Tuesday, November 9, 2010

The Social Network (2010)

I was a tad bit sceptic about watching a film about .... Facebook. How interesting can that really be, I thought. Oh well. David Fincher made an entertaining film about a ruthless, antisocial world from which "new social media" evolve. It's an interesting contrast, and a scary one, too. What makes the film a little bit creepy is that it takes place in the present. We get a story (I'm not really interested in how true it is) about how Facebook evolved from idea to multi-million network. This has happened in a very short time. Nobody knows what Facebook will become and it is hard to spell out its meanings. Even though The Social Network did not make an eternal imprint on my heart, it was told gracefully so as to create the right kinde of surge. And David Fincher has an impeccable sense for surroundings and scene construction.
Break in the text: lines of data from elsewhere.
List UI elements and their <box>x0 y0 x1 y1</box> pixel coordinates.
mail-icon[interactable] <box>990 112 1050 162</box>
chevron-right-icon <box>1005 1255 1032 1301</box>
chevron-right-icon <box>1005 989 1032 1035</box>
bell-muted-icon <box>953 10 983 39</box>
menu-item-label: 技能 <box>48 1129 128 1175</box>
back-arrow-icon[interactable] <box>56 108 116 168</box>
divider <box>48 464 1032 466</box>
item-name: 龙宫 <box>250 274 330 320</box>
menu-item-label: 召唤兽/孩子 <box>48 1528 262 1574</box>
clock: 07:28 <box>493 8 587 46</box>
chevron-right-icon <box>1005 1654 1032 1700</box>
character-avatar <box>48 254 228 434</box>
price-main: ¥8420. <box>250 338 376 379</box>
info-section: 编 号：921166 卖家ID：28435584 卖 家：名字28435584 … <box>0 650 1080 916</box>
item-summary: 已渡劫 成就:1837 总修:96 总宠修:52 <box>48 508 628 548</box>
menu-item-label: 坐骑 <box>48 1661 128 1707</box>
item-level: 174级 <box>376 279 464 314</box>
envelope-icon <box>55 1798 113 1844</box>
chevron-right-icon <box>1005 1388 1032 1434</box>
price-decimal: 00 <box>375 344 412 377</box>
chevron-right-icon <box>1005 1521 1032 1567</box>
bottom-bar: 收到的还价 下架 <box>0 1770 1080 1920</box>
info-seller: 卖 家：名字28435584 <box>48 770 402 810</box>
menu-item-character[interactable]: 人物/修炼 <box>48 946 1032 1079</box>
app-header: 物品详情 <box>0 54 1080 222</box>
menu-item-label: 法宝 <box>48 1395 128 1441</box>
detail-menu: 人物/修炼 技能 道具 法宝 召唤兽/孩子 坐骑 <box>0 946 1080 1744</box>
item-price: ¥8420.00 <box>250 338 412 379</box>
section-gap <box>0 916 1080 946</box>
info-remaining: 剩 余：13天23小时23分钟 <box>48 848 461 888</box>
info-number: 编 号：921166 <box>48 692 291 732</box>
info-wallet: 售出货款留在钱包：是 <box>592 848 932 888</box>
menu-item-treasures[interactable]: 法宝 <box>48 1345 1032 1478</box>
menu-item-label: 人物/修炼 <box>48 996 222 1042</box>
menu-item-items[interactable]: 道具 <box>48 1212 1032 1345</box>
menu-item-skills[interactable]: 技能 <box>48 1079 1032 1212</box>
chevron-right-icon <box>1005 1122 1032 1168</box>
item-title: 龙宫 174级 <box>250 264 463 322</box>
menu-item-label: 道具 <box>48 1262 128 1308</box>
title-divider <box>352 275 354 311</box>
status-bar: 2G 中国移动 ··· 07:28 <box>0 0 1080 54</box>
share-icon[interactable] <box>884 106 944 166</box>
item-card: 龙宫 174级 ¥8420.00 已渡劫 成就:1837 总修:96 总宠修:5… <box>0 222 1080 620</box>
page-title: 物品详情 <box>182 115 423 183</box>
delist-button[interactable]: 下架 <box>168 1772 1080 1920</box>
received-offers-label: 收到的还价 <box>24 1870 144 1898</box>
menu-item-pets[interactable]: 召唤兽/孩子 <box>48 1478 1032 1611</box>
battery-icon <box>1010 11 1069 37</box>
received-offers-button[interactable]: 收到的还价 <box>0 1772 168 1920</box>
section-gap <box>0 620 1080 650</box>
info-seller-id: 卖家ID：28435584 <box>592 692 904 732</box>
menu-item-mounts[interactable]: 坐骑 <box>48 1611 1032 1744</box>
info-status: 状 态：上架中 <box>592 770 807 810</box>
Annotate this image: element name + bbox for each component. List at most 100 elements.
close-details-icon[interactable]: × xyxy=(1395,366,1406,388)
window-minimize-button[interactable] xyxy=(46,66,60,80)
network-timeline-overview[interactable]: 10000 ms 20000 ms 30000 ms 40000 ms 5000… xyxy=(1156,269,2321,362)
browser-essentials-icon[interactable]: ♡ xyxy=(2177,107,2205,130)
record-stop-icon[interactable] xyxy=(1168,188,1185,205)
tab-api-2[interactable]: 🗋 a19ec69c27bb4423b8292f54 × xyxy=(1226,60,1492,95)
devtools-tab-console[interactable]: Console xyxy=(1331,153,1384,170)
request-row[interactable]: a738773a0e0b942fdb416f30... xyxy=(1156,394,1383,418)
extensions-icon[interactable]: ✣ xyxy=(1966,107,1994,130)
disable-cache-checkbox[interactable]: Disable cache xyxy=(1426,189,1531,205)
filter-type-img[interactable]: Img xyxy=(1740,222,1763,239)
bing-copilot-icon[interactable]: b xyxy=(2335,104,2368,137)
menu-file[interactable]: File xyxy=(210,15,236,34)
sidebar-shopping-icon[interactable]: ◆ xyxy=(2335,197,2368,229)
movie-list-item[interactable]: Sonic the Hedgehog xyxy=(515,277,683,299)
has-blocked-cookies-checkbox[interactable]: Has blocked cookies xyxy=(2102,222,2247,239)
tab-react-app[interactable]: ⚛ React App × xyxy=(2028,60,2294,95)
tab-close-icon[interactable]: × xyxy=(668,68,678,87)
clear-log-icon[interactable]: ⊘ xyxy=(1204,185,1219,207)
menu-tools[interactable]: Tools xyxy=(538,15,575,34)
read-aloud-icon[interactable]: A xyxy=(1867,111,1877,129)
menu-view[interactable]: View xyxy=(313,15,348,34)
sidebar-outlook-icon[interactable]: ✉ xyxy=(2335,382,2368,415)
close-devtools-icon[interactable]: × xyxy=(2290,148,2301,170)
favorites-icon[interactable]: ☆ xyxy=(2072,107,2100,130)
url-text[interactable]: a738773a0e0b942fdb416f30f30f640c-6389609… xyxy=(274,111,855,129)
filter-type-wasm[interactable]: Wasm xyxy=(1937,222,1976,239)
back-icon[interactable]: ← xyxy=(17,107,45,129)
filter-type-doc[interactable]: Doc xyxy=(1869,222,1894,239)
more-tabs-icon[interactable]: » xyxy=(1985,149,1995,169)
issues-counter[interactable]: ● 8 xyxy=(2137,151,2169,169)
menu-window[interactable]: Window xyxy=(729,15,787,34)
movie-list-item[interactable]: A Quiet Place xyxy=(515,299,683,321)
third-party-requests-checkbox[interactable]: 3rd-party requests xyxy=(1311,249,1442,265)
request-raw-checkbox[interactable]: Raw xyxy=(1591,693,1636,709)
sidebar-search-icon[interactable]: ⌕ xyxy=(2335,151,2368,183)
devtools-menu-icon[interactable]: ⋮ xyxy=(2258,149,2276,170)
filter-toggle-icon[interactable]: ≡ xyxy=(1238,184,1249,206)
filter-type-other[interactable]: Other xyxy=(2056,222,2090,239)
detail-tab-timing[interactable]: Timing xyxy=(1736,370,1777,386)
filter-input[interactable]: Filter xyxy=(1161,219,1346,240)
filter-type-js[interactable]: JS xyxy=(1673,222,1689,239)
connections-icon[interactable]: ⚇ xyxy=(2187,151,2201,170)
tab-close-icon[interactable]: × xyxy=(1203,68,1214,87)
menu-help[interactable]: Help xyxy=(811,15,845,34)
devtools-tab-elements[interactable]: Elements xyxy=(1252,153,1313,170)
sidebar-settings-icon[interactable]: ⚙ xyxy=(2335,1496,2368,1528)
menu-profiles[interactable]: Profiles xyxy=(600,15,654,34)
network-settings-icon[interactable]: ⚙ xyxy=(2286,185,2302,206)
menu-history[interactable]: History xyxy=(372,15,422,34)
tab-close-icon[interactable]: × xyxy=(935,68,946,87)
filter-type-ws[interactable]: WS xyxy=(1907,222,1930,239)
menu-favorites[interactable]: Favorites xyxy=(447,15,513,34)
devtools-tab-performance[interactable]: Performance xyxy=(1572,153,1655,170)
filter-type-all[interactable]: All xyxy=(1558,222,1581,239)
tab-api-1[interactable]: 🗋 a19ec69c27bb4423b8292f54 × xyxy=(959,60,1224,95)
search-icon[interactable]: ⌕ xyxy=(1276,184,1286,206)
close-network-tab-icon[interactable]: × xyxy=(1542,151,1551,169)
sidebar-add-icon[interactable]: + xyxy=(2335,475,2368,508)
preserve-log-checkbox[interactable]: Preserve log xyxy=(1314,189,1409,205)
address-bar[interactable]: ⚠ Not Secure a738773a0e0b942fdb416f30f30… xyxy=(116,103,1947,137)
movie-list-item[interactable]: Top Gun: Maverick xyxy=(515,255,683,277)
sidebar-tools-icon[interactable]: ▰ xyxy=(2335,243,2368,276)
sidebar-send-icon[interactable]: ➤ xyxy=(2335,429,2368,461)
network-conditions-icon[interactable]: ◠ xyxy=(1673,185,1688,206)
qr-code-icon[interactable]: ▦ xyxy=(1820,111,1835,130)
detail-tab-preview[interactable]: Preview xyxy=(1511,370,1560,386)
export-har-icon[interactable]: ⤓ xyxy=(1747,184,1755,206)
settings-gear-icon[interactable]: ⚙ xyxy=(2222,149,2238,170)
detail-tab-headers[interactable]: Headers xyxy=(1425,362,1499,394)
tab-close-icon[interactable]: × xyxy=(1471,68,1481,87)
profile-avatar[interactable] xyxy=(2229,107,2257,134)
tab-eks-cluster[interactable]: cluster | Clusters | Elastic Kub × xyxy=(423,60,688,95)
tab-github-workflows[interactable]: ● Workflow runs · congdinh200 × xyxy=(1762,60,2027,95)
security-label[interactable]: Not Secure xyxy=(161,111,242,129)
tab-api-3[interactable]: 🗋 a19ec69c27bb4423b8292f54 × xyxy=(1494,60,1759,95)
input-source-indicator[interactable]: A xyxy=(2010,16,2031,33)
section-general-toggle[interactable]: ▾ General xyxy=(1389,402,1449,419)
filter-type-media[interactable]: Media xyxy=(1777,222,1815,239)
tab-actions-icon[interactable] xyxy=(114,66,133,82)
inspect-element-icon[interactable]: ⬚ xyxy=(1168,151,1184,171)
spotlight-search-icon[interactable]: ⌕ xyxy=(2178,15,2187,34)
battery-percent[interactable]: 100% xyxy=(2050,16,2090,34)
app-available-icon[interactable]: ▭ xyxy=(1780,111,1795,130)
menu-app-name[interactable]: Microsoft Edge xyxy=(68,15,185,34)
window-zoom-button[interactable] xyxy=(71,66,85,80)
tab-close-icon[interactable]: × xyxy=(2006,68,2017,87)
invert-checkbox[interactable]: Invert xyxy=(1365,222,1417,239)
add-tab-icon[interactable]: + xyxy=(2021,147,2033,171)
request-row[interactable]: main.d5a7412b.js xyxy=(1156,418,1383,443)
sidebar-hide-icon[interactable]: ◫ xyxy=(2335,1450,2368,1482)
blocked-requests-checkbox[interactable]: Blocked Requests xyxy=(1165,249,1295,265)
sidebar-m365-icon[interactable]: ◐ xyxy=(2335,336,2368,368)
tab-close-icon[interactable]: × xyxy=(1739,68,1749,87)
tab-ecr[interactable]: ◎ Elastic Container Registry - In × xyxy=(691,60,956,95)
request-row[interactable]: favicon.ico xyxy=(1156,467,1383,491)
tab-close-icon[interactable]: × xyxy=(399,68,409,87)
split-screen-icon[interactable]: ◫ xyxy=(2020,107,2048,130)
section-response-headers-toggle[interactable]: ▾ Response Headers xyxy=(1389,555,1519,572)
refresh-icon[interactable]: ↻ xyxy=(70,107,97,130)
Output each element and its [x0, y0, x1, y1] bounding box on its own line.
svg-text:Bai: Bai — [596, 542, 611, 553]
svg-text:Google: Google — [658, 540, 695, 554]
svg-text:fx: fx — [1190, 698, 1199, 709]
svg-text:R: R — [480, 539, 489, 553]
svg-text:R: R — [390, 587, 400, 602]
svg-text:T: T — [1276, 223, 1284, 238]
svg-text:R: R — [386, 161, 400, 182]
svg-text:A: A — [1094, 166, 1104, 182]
The major problem is perhaps the dabblings with psychology. What was it that drove Zuckerberg - really? The Social Network is dangerously close to saying: well - it was because of a girl.

What is more, The Social Network does not buy into the glorified image of creativity and the self-made entrepreneur. At least: an American movie that does not celebrate "the business opportunity" and that does not serenade the virtue of being ambitious. "We have to expand" is here depicted as a rather uncanny catchphrase. We have to expand because we can ... and we must ... for some reason.